General Electric (GE) announced a slew of major strategic initiatives today that will ultimately result in another dividend cut within 12 to 18 months. I estimate the dividend could be reduced by as much as 35%.
Specifically, the company decided to spin-off its healthcare segment (23% of profits in 2017) and divest its ownership stake in energy company Baker Hughes (BHGE).
The healthcare spinoff is expected to happen within the next 12 to 18 months, while the separation from Baker Hughes will take closer to 2 to 3 years.
The remaining GE will consist of its Aviation, Power, and Renewable Energy businesses, along with GE Capital. The Wall Street Journal provided a helpful graphic below highlighting how GE is shrinking.
GE is making these moves to simplify its operations and hopefully become more focused and profitable. A key driver is improving the company’s financial health, too.
GE is looking to reduce its debt by $25 billion by the end of 2020, which will lower its industrial division’s net debt to EBITDA leverage ratio from 3.5x to less than 2.5x.
To get there, the company is monetizing some of its assets (20% of GE Healthcare will be sold rather than spun-off to current GE shareholders) while also shoveling off some of its debt and pension liabilities to the new healthcare spinoff.
These actions could be in the company’s best long-term interest. However, a shrinking GE means less cash flow, which will ultimately result in yet another dividend cut from the company within 18 months (as soon as the healthcare spinoff completes).
Here’s what the company stated in its press release:
“GE expects to maintain its current quarterly dividend, subject to Board approval, until GE Healthcare is established as an independent entity. At that time, the new GE Healthcare Board of Directors will determine GE Healthcare’s dividend policy, which GE expects to reflect healthcare industry practices. Also at that time, the GE Board expects to adjust the GE dividend with a target dividend policy in line with industrial peers.”
So we won’t know for at least another year what the total dividend cut will be, but my best guess after doing some rough math is somewhere between 15% and 35%.
GE Healthcare generated $3.4 billion in profits in 2017. The average healthcare company in our database has an earnings payout ratio near 30%.
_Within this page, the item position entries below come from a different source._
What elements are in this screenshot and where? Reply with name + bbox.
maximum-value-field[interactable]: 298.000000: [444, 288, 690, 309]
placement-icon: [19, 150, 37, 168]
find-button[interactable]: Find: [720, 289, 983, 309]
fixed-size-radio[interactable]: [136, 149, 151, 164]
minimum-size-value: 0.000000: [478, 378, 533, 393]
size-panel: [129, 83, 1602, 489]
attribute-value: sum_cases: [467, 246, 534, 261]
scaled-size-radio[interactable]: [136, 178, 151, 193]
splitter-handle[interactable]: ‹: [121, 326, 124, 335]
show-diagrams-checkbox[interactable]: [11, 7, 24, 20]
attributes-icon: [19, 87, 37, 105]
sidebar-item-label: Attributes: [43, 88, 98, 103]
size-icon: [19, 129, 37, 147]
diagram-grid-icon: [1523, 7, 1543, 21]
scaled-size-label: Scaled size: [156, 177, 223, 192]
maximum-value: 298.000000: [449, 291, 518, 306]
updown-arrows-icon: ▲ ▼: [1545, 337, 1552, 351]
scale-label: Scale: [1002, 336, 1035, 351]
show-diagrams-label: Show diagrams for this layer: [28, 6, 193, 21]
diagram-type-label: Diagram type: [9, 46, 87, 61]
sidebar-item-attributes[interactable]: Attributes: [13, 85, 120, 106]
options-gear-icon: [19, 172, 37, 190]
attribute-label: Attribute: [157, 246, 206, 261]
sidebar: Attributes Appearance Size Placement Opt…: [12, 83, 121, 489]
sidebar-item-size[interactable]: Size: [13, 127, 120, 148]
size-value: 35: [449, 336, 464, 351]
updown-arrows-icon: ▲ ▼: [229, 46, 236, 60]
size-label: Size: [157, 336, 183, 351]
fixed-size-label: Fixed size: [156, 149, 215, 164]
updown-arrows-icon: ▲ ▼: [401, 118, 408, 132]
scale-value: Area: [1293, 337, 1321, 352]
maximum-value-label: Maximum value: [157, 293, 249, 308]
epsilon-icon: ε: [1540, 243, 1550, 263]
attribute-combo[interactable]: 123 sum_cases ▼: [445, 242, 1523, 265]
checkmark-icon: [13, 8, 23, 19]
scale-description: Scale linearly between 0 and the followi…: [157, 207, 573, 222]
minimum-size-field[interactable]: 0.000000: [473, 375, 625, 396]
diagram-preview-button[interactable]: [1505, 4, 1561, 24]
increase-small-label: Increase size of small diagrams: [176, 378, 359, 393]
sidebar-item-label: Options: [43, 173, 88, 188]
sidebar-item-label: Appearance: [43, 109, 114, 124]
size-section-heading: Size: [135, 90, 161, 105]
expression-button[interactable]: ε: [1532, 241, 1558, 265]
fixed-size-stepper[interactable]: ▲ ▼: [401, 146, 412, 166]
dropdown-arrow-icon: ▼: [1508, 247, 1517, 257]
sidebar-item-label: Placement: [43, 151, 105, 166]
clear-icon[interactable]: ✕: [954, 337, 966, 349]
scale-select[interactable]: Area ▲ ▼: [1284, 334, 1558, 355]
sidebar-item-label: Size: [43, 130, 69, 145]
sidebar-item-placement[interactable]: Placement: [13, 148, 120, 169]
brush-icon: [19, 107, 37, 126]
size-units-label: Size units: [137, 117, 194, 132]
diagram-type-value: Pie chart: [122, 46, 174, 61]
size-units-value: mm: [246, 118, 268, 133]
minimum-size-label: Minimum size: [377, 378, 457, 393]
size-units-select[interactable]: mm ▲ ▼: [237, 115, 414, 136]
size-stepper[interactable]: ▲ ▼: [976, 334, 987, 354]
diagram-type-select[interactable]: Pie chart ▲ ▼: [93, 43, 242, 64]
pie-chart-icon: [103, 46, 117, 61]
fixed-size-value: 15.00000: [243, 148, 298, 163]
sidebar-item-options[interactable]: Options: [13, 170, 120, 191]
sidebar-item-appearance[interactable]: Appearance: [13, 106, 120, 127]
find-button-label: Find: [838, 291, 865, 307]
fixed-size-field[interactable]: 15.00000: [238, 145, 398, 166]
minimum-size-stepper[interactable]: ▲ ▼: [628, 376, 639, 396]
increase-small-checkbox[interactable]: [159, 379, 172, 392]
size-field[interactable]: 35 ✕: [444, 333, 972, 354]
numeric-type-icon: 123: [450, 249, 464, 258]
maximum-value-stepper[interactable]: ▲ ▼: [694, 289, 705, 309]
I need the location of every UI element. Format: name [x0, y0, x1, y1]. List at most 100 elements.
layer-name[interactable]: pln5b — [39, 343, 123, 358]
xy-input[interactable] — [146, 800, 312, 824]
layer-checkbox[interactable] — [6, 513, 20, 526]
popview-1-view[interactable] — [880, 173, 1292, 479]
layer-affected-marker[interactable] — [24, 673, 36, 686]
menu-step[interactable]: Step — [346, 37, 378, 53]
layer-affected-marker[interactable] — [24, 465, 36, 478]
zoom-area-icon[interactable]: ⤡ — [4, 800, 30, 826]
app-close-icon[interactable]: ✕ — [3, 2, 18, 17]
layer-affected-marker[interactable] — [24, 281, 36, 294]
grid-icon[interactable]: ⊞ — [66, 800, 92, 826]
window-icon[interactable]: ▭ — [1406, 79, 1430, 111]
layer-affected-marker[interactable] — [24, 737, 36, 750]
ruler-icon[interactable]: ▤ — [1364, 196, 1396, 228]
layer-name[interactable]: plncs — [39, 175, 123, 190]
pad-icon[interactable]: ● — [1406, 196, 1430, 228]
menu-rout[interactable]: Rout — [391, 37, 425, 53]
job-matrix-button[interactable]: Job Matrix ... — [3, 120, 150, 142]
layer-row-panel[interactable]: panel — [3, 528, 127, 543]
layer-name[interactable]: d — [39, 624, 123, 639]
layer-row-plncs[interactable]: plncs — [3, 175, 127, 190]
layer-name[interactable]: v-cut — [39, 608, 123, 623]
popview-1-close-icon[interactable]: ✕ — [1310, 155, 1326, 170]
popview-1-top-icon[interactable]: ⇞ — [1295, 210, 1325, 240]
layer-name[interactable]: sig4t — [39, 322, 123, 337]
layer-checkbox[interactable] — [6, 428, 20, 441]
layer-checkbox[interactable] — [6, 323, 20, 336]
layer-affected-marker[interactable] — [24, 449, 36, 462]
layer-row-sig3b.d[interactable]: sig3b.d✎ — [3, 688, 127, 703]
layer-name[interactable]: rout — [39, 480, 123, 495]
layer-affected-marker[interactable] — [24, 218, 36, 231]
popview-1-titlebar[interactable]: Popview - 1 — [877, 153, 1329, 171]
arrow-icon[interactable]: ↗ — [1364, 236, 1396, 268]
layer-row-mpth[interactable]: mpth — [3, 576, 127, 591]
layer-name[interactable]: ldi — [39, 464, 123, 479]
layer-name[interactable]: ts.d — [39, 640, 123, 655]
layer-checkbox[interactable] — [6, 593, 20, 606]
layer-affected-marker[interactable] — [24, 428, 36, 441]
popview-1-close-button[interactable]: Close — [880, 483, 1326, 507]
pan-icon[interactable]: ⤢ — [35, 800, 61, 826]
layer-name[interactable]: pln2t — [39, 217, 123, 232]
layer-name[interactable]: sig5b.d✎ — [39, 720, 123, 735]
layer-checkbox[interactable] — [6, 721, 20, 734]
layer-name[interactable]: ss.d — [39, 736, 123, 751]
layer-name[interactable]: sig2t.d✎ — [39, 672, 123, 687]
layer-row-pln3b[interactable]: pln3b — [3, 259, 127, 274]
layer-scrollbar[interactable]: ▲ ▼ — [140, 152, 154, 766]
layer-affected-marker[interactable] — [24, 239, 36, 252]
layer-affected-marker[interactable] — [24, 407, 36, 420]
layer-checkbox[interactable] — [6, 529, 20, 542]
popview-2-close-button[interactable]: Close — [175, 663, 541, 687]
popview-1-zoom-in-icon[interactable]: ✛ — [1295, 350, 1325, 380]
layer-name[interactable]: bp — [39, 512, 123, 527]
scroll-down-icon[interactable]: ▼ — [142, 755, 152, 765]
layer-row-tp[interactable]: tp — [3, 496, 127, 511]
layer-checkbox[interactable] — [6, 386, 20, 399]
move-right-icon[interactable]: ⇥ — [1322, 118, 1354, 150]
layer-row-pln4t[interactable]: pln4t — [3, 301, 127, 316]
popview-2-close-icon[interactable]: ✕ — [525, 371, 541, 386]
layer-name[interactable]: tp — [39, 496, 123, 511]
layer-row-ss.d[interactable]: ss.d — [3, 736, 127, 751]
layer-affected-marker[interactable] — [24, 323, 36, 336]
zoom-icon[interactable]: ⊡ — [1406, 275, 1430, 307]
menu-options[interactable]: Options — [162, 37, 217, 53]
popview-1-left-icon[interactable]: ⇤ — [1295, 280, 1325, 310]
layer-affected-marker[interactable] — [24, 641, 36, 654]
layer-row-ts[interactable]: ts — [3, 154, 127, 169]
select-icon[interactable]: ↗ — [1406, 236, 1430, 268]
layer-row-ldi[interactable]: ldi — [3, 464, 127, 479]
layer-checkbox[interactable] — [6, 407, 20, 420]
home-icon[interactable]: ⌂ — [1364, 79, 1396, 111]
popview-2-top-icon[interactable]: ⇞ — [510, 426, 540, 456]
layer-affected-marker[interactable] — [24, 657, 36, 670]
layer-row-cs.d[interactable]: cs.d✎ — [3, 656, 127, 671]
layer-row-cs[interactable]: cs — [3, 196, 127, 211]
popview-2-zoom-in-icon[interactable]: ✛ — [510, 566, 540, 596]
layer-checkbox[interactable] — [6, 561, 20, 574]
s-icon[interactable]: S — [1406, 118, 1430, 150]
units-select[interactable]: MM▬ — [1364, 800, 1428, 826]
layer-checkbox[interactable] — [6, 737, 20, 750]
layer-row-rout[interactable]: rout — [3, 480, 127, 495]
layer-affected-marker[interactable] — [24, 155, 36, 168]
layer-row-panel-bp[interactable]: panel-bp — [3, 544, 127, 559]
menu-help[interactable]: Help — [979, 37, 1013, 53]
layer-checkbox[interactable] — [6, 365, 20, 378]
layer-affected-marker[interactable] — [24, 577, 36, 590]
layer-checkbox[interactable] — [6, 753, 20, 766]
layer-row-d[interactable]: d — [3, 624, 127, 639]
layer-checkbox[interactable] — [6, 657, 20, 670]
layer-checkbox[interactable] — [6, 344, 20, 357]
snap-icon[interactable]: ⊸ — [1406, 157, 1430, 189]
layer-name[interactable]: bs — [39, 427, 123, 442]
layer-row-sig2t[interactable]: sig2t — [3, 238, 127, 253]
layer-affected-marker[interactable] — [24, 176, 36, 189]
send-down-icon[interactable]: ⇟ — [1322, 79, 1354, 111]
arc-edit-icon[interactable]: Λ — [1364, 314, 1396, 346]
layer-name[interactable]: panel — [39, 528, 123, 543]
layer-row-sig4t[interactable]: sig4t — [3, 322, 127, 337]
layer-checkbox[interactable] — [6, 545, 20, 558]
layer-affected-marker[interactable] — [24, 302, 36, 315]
Let’s assume the new GE Healthcare Board prefers to stay conservative in the early days and retain as much cash flow as possible to continue growing the business (and service the large liabilities GE is sending with it).
A payout ratio of 25% would result in $850 million in annual dividends paid. Since GE shareholders will only own 80% of this business (GE is monetizing the other 20%), they would be entitled to receive $680 million in dividends.
GE’s remaining industrial businesses (Aviation, Power, Renewable) combined to generate $10.1 billion in profits in 2017.
The average large cap industrial in our database pays out 35% of its earnings. Again, I think it is a good bet that GE will remain more conservative with its payout ratio to take pressure off (especially given deleveraging needs and depressed power markets).
If we assume GE’s board opts for a 25% payout ratio, the company would pay $2.5 billion in annual dividends. The headline would be ugly since $2.5 billion is a 40% reduction compared to GE’s current dividend, but you have to remember the dividends you will receive from GE Healthcare.
In this scenario, the remaining GE ($2.5 billion in dividends), combined with shareholders’ new 80% interest in GE Healthcare ($680 million in dividends), would pay around $3.2 billion in dividends each year.
GE’s current dividend payment amounts to $4.17 billion each year, so this scenario would result in a total dividend reduction of 23%.
If the company ran with a 20% payout ratio for both businesses instead, the combined dividend cut would stand near 35% using 2017 profit figures.
Meanwhile, a 30% payout ratio would result in a much more minor dividend reduction near 3%.
From an income perspective, GE’s risk profile has clearly deteriorated yet again, at least over the new few years. If you need to rely on the company’s current dividend and can’t handle a potential 30%+ dividend cut, this stock isn’t for you.
However, investors have pushed up GE’s stock price by 7% on this news, demonstrating their enthusiasm for management’s turnaround plans. The last year has been filled with uncertainty and various unexpected challenges, so any clarity on the company’s strategy is a win for now.
The “new” GE will be more focused on a lucrative business with Aviation accounting for close to 70% of profits (up from about 45% in 2017), and it will be in a much healthier financial state should GE’s deleveraging efforts and healthcare spinoff succeed.
Management’s plans are far from guaranteed to be successful and don’t solve the company’s struggles in the power market, but they represent a big step in hopefully the right direction. For investors searching for a progressing turnaround story and worried less about dividend safety, GE is looking a lot more interesting after today’s news.